"Giuseppe, where are you, I have to ask?" Antonio his brother pondered looking about.

"I am here, I am just getting ready for the ceremony," Giuseppe replied, looking out over the fields of Naples.

"Maria, she is a lovely girl, but have you thought of the future?"

"My brother, I have, and Maria and I are emigrating to America. You, as my elder brother will inherit the farm; I have nothing, so we will go and see what this new land has to offer. There are many from Naples in New York, and if it works out well you could come too," Giuseppe answered.

-oOo-

Tony began to ask his dad, what had his father been like, I mean really like.

"Junior,…..my father,….your grandfather?" DiNozzo Senior had replied. "Strange man, he had a collection of buttons. Why buttons I never knew, could have been the war I suppose. That would have been Pearl Harbor…..buttons were hard to come by during the war, and I put it down to the shock."

"Granddad fought in war at Pearl Harbor, I never knew he never talked about it, the war I mean," Tony continued.

"Junior, coffee or a drink, I think we should discuss more." As DiNozzo Senior took his son by the arm, "I really have no idea what this is leading to, but I will try and answer your questions."

As the pair sat in the swanky lounge of the latest posh hotel that Tony's dad was staying, and as they drank their coffee, Tony's dad began to speak.

"From what I was lead to believe, and he never spoke of the horror of that day in December 1941."

"Dad, what was your father doing in Hawaii?"

"His father, your great grandfather had a transportation business, took him some 20 years to build up but he had lorries. My father had been driving them since he knew how, tinkering, and when war was declared he volunteered his services and those of the firm. Didn't quite work out and he got shipped to pearl. Got wounded and shipped home, back to New York."

"But you had a sister and have a brother."

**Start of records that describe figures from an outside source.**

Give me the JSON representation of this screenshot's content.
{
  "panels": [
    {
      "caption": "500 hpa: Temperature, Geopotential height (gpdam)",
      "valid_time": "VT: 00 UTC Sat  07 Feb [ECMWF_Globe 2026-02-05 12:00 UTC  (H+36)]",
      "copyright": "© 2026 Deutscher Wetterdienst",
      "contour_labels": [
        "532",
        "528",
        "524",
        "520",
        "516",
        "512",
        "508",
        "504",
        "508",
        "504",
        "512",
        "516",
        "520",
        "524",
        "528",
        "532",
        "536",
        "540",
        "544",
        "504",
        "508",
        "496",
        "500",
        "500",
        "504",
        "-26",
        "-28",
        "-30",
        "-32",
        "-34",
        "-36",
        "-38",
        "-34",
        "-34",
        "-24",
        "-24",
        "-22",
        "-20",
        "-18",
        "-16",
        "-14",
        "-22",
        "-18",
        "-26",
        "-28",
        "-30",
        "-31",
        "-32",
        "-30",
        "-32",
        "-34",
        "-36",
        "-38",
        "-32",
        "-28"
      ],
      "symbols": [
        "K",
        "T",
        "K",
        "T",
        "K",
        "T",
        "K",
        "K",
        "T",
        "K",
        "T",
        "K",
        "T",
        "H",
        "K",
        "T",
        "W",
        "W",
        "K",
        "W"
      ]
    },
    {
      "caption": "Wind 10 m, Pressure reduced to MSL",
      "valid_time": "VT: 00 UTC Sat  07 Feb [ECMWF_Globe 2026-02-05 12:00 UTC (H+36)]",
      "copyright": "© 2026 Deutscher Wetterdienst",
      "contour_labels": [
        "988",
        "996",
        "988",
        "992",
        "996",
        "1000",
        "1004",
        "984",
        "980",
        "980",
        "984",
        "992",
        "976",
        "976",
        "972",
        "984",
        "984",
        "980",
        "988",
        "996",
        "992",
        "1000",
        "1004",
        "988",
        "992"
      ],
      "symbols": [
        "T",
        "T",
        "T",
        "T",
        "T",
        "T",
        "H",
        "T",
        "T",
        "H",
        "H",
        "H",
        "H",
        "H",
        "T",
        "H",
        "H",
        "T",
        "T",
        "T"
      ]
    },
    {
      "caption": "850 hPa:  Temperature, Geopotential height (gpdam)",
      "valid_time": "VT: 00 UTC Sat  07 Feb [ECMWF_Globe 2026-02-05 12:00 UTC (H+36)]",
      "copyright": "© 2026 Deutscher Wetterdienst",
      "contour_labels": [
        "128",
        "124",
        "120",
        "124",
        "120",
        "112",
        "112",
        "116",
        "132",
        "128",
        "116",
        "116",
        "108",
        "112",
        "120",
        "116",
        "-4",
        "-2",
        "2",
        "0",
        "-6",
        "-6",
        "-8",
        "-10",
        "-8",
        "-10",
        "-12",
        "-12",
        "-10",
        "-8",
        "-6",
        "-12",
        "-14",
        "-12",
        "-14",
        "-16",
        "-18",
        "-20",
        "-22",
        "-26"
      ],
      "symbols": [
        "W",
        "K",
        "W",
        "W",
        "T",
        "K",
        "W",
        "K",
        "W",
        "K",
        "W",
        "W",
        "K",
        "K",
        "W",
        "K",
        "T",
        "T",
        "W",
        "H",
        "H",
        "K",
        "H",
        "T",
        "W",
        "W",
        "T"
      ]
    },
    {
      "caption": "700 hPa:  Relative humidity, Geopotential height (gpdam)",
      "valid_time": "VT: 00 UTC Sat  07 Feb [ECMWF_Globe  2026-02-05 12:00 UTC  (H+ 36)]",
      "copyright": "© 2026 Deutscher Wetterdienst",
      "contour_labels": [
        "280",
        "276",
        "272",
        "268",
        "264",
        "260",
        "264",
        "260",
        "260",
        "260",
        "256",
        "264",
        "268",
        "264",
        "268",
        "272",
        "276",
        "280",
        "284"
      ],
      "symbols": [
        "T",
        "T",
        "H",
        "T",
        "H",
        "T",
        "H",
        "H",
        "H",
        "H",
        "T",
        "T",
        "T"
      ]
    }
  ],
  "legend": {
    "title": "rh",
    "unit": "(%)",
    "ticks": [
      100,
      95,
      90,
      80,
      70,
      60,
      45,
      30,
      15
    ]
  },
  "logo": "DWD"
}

"True your grandfather, my father, Antonio, the name was always given to the first born son, my sister Angelina and Vincenzo. Vincenzo you remember lives in Long Island had the butchers," as Senior took a pip of the coffee before motioning to the waiter to bring something stronger. "You used to play there with your cousin Petey."

"I remember. But my great grandparents came from where?" Tony began to ask, "Because I looked in the Italian phone book and there are no DiNozzo's listed. So dad just who am I?

-oOo-

The crossing from Naples to New York was arduous, the winter seas strong and stormy Steerage was not good but as it was in the bowels of the ship the tossing and swaying was not so bad. So it was that in mid-March six weeks after departing Naples that Giuseppe and Maria eventually landed in New York.

In 1906 most of the Italian immigrants, took their first steps onto American soil in a place that had become a legend, Ellis Island.

Ellis Island had been founded as a solution to a serious social crisis. New York's previous immigrant processing station, a decaying fortress called Castle Garden, had become a pit of corruption and theft, where new immigrants had to run a gauntlet of swindlers, pickpockets, and armed robbers before escaping with their freedom and their paperwork. Si in order to ensure a safe, controlled, and regulated entry process, the federal government took over immigrant processing and erected a set of new, purpose-built facilities on an island in New York Harbor. For many generations of Americans, and for almost all Italian Americans, Ellis Island was the first chapter of their family's story in the United States.

Here newcomers were numbered, sorted, and sent through a series of inspections, where they were checked for physical and mental fitness and for their ability to find work in the U.S.

The consequences of failing an eye exam, or of seeming too frail for manual labour, could be devastating; one member of a family could be sent back to Italy, perhaps never to see his or her loved ones again. Although less than 2 percent of Italians were turned away, fear of such a separation led some immigrants to rename Ellis Island L'Isola dell Lagrime, the Island of Tears.